By comparison, the 0-60 on the standard Mach-E ranges from 4.8 second to 6.1 seconds. Battery size in the vehicle plays a key role.
“More than half of our orders for the #MustangMachE GT have been for the Performance Edition,” Ford CEO Jim Farley tweeted.
Farley, a competitive race car driver, told the Free Press months ago that he had ordered the Mustang Mach-E GT Performance Edition. He has earned a reputation over the years for appreciating speed and handling, on and off the track.
Demand for the Mustang Mach-E First Edition was sold out and orders have been steadily flowing for other non-GT models. Industry data shows the all-electric Ford vehicle is stealing customers from competitors.
Darren Palmer, Ford global director, battery electric vehicles, said in a news release on Wednesday that the company has had GT and Performance Edition orders come in from every state in the country.
“I’m really thrilled with what the team has achieved here,” he told the Free Press. “It’s not easy engineering a performance BEV (battery electric vehicle) as capable as this and with this much range.”
Ford is careful to note that range results may be impacted by weather, driving behaviors, vehicle maintenance, lithium-ion battery age and health.
“Whether it’s gallons of gasoline or hours of kilowatts, there’s a trade off between efficiency and performance,” said industry analyst John McElroy, host of the “Autoline After Hours” webcast and podcast. “The faster you want to go, the more energy your car will consume. But it’s easy to predict which way hardcore Mach-E buyers will choose. They’ll go with the GT Performance models.”
Mustang Mach-E GT and Mustang Mach-E GT Performance Edition will be available in Cyber Orange Metallic Tri-Coat exclusively, as well as Grabber Blue Metallic — previously available only on First Edition. Other colors include new Dark Matter Gray Metallic, Rapid Red Metallic Tinted Clearcoat, Star White Metallic Tri-Coat, Shadow Black, Iconic Silver Metallic and Space White Metallic.
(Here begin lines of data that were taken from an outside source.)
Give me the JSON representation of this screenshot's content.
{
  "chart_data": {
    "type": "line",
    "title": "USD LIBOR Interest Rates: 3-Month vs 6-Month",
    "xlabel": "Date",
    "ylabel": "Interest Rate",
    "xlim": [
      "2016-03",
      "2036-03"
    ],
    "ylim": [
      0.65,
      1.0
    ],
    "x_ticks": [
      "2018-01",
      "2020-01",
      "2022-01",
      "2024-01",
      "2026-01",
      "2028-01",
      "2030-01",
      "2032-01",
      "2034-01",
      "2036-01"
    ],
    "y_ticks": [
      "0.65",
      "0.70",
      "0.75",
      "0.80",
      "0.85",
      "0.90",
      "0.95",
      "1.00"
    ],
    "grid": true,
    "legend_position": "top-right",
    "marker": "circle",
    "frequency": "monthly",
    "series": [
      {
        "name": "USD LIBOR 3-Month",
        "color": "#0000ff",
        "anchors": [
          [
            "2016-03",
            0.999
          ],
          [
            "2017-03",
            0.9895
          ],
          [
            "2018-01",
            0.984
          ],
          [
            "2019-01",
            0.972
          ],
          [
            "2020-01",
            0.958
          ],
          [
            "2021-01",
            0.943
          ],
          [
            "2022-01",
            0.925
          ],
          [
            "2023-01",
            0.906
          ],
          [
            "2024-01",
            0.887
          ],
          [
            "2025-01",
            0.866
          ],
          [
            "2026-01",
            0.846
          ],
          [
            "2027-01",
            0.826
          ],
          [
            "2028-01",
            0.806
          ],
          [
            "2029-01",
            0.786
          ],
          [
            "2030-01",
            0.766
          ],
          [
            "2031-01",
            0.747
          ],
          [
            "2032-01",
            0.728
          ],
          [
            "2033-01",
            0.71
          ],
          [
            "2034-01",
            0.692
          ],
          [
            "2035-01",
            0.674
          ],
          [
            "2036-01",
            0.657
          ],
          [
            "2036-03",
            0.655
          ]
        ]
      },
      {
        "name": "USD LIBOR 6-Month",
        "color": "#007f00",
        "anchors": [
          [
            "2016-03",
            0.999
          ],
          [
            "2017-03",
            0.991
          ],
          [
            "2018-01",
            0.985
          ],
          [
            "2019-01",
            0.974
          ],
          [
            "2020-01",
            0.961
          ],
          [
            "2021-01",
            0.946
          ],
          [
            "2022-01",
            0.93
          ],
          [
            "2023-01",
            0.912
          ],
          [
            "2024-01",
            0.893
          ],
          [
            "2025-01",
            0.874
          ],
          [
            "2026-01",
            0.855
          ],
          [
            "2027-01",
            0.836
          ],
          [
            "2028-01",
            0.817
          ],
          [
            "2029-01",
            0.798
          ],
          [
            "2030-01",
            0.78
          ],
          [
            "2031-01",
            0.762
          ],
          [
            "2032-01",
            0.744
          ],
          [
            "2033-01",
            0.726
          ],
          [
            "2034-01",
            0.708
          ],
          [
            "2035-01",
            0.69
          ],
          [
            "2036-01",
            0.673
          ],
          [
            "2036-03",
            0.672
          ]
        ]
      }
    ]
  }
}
“With Mustang Mach-E GT and Mustang Mach-E GT Performance Edition, we’re pushing the boundaries of what an electric vehicle can offer,” Dave Pericak, vehicle program director, said in a news release on April 26. “These Mustang Mach-E models not only give customers the added capability expected from the GT name, but the responsiveness of their electric powertrains will ensure they have a thrilling experience behind the wheel.”
The GT has electric all-wheel-drive and permanent magnetic dual motors, including an upgraded secondary electric motor that powers the front wheels for a combined power output of 480 horsepower and 600 pound-feet of torque.
The GT Performance Edition pumps out 480 horsepower and 634 pound-feet of torque – the same horsepower as the Mustang Mach 1 performance coupe but with 214 pound-feet additional torque, Ford said.
“Mustang Mach-E GT Performance Edition delivers more torque, grip and better handling by drawing more power from its battery pack,” Ford said in April.
The Mustang Mach-E GT starts at $59,900 and the Mustang Mach-E GT Performance Edition starts at $64,900 in the U.S., not including delivery fees. The company is scheduled to begin deliveries in the fall.
These and other all-electric vehicles qualify for up to $7,500 in federal tax incentives.